Robert Lewandowski zaliczył znakomity początek w barwach Barcelony, strzelając w pięciu meczach ligowych 5 goli. Teraz pora na wyzwania w Europie, bo jutro Barcelona zagra pierwszy meczów Lidze Mistrzów. Nawałka wielokrotnie miał okazję obserwować Lewandowskiego na treningach, i uważa go za piłkarza wybitnego pod każdym względem. Niewielu jest piłkarzy na świecie, którzy zdobywają się na zagrania i strzały, jakie „Lewy” zaprezentował podczas krótkiego pobytu w Barcelonie. Nawałka docenia osobę trenera Xaviego, który jest twórcą projektu odbudowy Barcelony z polskim napastnikiem w roli głównej.
Super Express: Przypuszczał pan, że Lewandowski w takim stylu zaaklimatyzuje się w Barcelonie? Strzał piętą w meczu z Valladolid był taki, jakby to on urodził się w Hiszpanii.
Adam Nawałka: - Może niektórzy są zdziwieni, ale dla mnie jako trenera pracującego z nim przez kilka lat, nie jest to zaskoczeniem. Jego repertuar strzałów zarówno wyćwiczonych, jak i sytuacyjnych, a ten był z tego gatunku, jest niezwykle bogaty. To był strzał wymagający wręcz kunsztu technicznego i niektórzy sobie by nogi połamali próbując raz tak strzelić. On ma doskonałe czucie piłki i może sobie pozwolić na takie strzały.
Jan Tomaszewski atakuje Michniewicza. Zarzuca mu jedną rzecz, mowa o eksperymencie
- Wydawało się, że „Lewy” mając prawie 34 lata pokazał już wszystko co potrafi, ale okazuje się, że nie.

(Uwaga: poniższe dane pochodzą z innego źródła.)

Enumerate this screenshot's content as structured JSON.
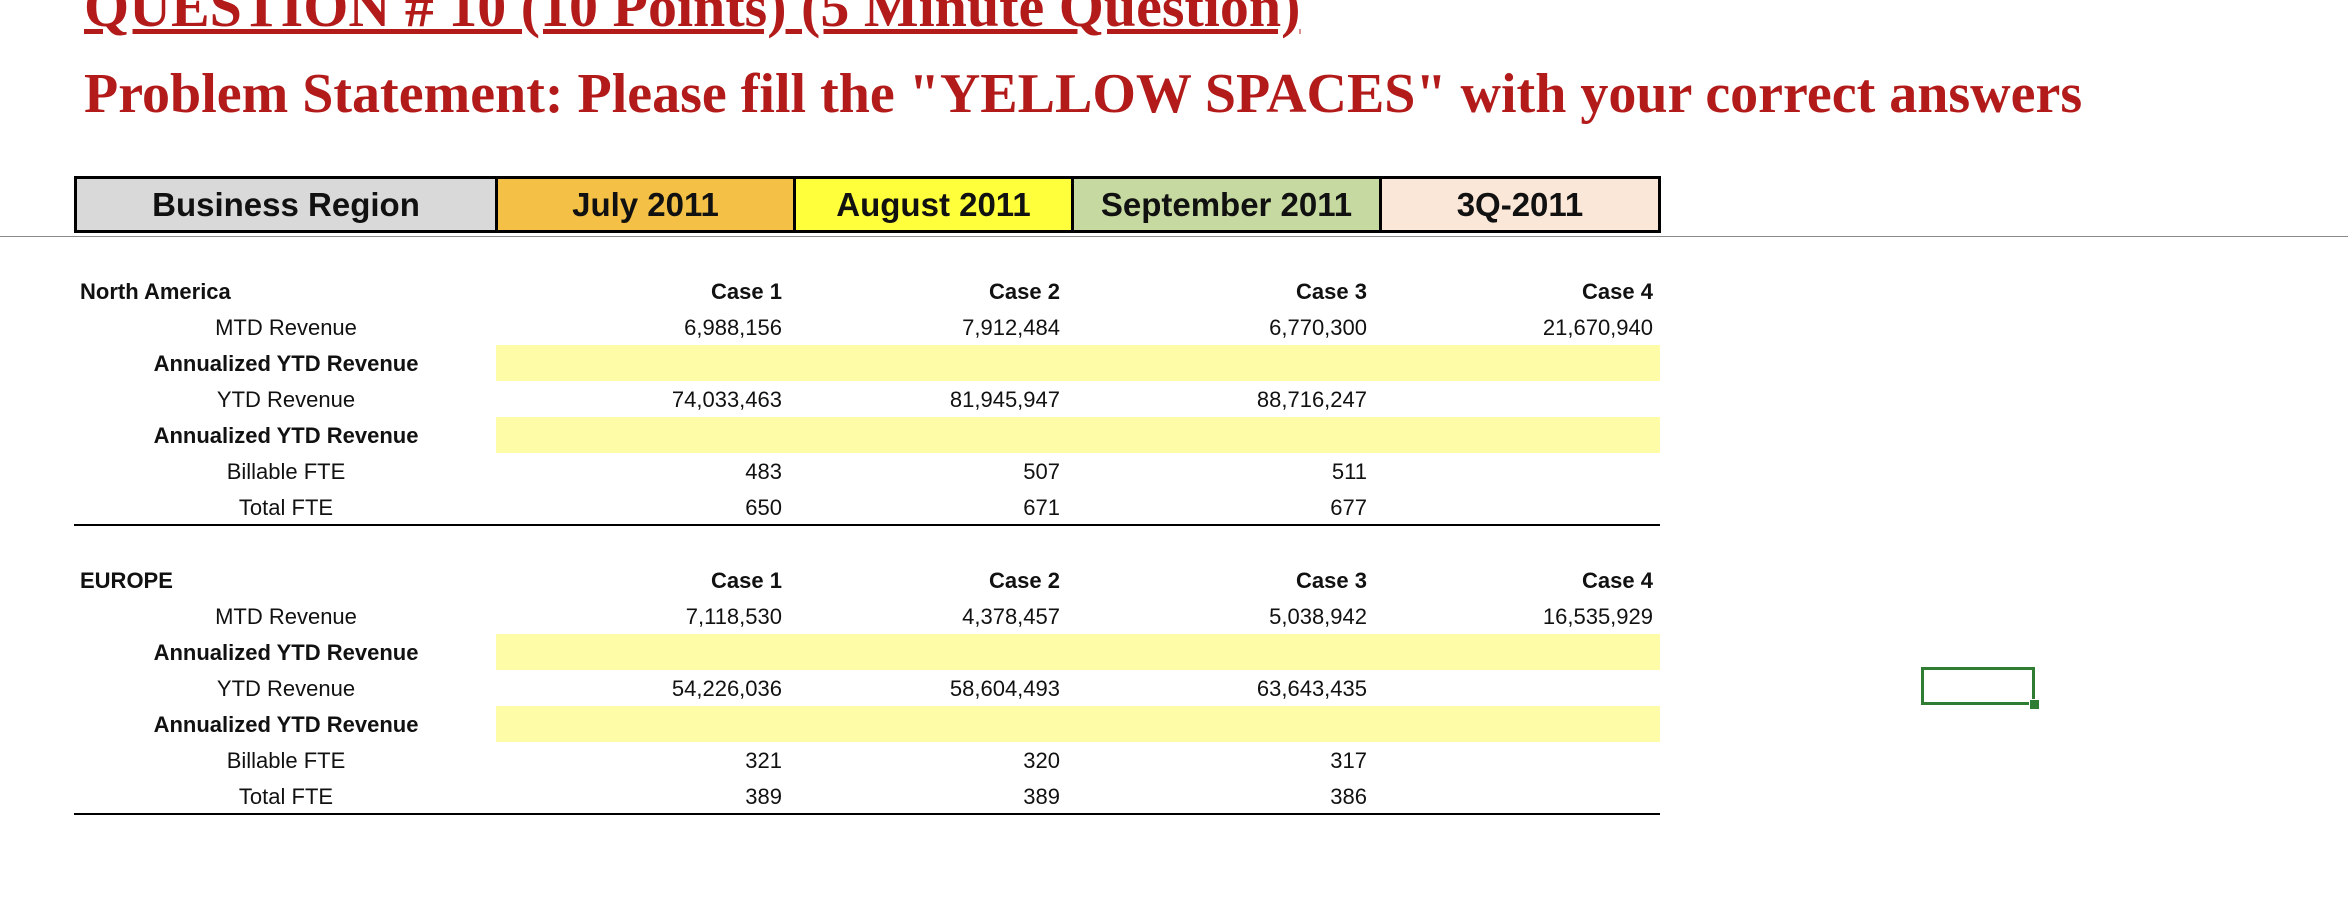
{
  "question": {
    "title": "QUESTION # 10 (10 Points) (5 Minute Question)",
    "subtitle": "Problem Statement: Please fill the \"YELLOW SPACES\" with your correct answers"
  },
  "header": {
    "business_region": "Business Region",
    "july": "July 2011",
    "august": "August 2011",
    "september": "September 2011",
    "quarter": "3Q-2011"
  },
  "colors": {
    "title_red": "#b31b1b",
    "header_grey": "#d9d9d9",
    "header_orange": "#f4c045",
    "header_yellow": "#ffff3b",
    "header_green": "#c6d9a0",
    "header_peach": "#fbe7d8",
    "answer_yellow": "#fffca8",
    "selection_green": "#2e7d32"
  },
  "regions": [
    {
      "name": "North America",
      "cases": [
        "Case 1",
        "Case 2",
        "Case 3",
        "Case 4"
      ],
      "mtd_label": "MTD Revenue",
      "mtd": [
        "6,988,156",
        "7,912,484",
        "6,770,300",
        "21,670,940"
      ],
      "annualized_label_1": "Annualized YTD Revenue",
      "ytd_label": "YTD Revenue",
      "ytd": [
        "74,033,463",
        "81,945,947",
        "88,716,247"
      ],
      "annualized_label_2": "Annualized YTD Revenue",
      "billable_label": "Billable FTE",
      "billable": [
        "483",
        "507",
        "511"
      ],
      "total_label": "Total FTE",
      "total": [
        "650",
        "671",
        "677"
      ]
    },
    {
      "name": "EUROPE",
      "cases": [
        "Case 1",
        "Case 2",
        "Case 3",
        "Case 4"
      ],
      "mtd_label": "MTD Revenue",
      "mtd": [
        "7,118,530",
        "4,378,457",
        "5,038,942",
        "16,535,929"
      ],
      "annualized_label_1": "Annualized YTD Revenue",
      "ytd_label": "YTD Revenue",
      "ytd": [
        "54,226,036",
        "58,604,493",
        "63,643,435"
      ],
      "annualized_label_2": "Annualized YTD Revenue",
      "billable_label": "Billable FTE",
      "billable": [
        "321",
        "320",
        "317"
      ],
      "total_label": "Total FTE",
      "total": [
        "389",
        "389",
        "386"
      ]
    }
  ]
}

- Mówimy o poziomie wyszkolenia, i ile w to wkłada pracy. Nie jest tak, że się urodził i miał wszystko od razu. Żmudną pracą dochodził do wybitnego poziomu technicznego. Piłka go słucha i on potrafi wykonać tak fantastyczne zwody i gesty, jakby się urodził w Hiszpanii czy Brazylii. W tym wszystkim jest tyle radości, co pozwala mu strzelać takie bramki. Jego progres w ostatnich 4-6 latach jest fantastyczny. Gdy strzelał cztery bramki Realowi, później gdy grał wybitne mecze w Bayernie, to wydawało się, że to już jest szczyt, a jednak przesuwa kolejne granice.
- Czyli przejście do Barcelony było dobrym krokiem?
- Powiem nawet, że po przejściu wstąpiło w niego nowe życie piłkarskie. W Bayernie był spełniony zdobywając wielokrotnie mistrzostwo Niemiec, tytuł króla strzelców i wygrywając Ligę Mistrzów. Grając z najlepszymi zawodnikami w Bayernie i przeciwko najlepszym, rozwinął się i osiągnął piłkarski top. Możemy być dumni z niego, cieszyć się i motywować, żeby rozgrywał takie mecze i dostarczał emocji kibicom w Polsce i Hiszpanii, bo widać, jak szybko zaczęli go tam cenić.
- Kto będzie królem strzelców w La Liga – Lewandowski czy Karim Benzema?
- Na pewno ten pojedynek będzie pasjonujący, ale istotne jest, jak będą grały i zdobywały punkty ich drużyny. Oczywiście, że ci co strzelają gole są najbardziej cenieni. W rywalizacji o której pan mówi stawiam na Roberta, oby tylko omijały go kontuzje, jak do tej pory.
- Po pierwszych meczach widać, że Robert wpasował się w drużynę wyjątkowo szybko.
- Oprócz takich cech jak doskonałe umiejętne techniczne, fizyczność i wysoki poziom taktyczny, ma wybitną inteligencję piłkarską, stąd łatwość aklimatyzacji w każdym zespole. Byłem przekonany, że obojętnie gdzie przejdzie - mówiło się też o Manchesterze City, Chelsea i PSG - to nie będzie miał z tym najmniejszych problemów. Myślę, że po to przeszedł do Barcelony, żeby natchnąć młodych zawodników i być liderem. Jednocześnie jest to wyzwanie dla niego, żeby stanąć na czele drużyny, która się odbudowuje i jest on najważniejszą postacią w tym projekcie trenera Xaviego.